During a routine inspection

Some people living at Acorn Lodge Residential home had complex needs and were unable to speak with us. We used different methods to help us understand people's experiences of living at the home. Our observations showed us that staff supported people in a patient and sensitive way. We saw that people received care in ways that met their individual needs. There were processes in place to ensure that care was delivered safely.

Staff listened to people and treated them with respect. It was evident that staff knew people well and understood their individual needs. People received care and support that was person-centred and caring.

There were suitable arrangements in place to ensure people's medication was managed safely.

Staff received support and training to make sure they had the skills and knowledge to care for people safely.

We found that the provider had systems in place to monitor and respond to any complaints received by the home. There were adequate systems in place to ensure records were accurate and maintained.

15 November 2012

During a routine inspection

The people we spoke to told us they were happy with their care and that of their relatives.

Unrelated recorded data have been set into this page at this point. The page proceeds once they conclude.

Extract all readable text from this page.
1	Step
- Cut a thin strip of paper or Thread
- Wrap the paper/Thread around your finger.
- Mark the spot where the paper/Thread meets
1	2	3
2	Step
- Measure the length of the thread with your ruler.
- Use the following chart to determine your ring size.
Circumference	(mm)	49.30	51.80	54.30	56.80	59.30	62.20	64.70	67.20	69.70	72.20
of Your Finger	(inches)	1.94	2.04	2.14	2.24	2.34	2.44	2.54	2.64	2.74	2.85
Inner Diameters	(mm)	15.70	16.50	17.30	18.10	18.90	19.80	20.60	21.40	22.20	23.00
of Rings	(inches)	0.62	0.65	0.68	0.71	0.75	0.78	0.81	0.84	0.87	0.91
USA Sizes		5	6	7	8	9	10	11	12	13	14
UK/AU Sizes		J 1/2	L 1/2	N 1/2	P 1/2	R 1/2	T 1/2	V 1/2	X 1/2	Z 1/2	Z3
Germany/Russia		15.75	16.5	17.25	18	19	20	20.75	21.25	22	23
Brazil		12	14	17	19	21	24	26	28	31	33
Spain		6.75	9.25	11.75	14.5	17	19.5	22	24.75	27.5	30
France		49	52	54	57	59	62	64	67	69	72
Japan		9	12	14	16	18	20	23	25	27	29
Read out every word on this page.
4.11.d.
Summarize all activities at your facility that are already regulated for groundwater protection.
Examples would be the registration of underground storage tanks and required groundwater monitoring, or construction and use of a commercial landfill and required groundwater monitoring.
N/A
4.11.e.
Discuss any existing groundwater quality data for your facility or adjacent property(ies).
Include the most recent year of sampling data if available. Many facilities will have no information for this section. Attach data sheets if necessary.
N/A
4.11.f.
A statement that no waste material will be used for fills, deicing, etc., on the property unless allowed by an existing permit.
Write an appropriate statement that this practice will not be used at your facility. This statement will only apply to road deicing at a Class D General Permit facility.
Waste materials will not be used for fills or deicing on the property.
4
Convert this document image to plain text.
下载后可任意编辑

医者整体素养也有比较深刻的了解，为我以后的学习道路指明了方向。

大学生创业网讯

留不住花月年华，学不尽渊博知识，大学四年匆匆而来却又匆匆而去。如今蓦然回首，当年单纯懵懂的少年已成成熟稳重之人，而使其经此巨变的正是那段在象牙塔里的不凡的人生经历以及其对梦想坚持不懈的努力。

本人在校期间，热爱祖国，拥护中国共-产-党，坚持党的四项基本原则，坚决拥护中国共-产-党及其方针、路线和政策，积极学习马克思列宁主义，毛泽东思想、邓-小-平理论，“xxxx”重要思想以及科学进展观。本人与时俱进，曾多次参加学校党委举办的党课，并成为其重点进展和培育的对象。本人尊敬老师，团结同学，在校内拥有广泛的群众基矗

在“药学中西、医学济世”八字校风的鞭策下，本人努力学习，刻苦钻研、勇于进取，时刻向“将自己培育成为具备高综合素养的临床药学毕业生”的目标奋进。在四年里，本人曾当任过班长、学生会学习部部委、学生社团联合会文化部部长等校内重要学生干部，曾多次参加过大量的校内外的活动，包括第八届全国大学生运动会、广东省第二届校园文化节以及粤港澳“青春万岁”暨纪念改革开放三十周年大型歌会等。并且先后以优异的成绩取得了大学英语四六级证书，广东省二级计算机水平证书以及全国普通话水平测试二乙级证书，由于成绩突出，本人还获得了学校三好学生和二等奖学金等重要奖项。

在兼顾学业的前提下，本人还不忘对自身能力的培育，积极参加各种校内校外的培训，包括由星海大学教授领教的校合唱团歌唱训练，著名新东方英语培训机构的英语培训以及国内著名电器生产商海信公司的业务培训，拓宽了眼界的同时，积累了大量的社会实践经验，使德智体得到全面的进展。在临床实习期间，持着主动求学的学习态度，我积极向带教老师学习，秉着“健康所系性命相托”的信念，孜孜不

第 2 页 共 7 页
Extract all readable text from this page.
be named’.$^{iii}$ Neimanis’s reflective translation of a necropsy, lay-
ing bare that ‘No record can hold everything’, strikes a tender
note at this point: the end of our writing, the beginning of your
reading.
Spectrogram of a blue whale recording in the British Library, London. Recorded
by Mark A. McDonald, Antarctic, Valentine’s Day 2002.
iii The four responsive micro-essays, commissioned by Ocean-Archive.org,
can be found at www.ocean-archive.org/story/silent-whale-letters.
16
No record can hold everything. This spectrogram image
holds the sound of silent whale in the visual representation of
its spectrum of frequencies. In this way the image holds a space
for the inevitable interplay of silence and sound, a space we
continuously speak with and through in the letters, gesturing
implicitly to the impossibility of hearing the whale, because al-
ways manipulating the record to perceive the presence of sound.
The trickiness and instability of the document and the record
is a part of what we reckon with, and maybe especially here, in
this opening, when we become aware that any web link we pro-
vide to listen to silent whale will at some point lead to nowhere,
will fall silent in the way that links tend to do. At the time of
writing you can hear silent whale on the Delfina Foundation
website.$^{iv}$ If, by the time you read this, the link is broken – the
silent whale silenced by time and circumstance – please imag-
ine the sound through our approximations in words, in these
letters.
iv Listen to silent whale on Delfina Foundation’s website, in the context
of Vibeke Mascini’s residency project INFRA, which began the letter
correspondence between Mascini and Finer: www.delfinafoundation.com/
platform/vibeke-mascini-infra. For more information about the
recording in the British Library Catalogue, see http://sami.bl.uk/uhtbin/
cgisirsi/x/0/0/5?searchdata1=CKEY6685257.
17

We found evidence of clear care planning and delivery and that the choices of the people living here were taken into account. We observed activities taking place in different rooms which were being enjoyed by those taking part. We saw that people had individualised their bedrooms to make them comfortable and familiar. The daily records reflected a wide range of schedules which included a number of regular and spontaneous outings which offered opportunities to access the wider community. We saw that the service is visited by families and other professionals on a regular basis and that they were welcomed by staff.

4 October 2011

During a routine inspection

During our visit we were able to hold a conversation with two people and they were able to make comments about specific issues, such as the quality of the meals, whether or not they liked their room, how they spent their day and if they liked staff. However, most of the information about people's experiences was gathered through our observations.

People with whom we spoke told us they were happy and liked where they were living. People also told us that the care and support they received was good and that they liked the staff working within the service.

People told us that they felt safe and that, if they had any concerns or worries, they would discuss them with a member of staff. One relative confirmed that they felt able to discuss issues with the owner and/or staff. They told us that they had no concerns at the time of our visit about the care provided for their member of family.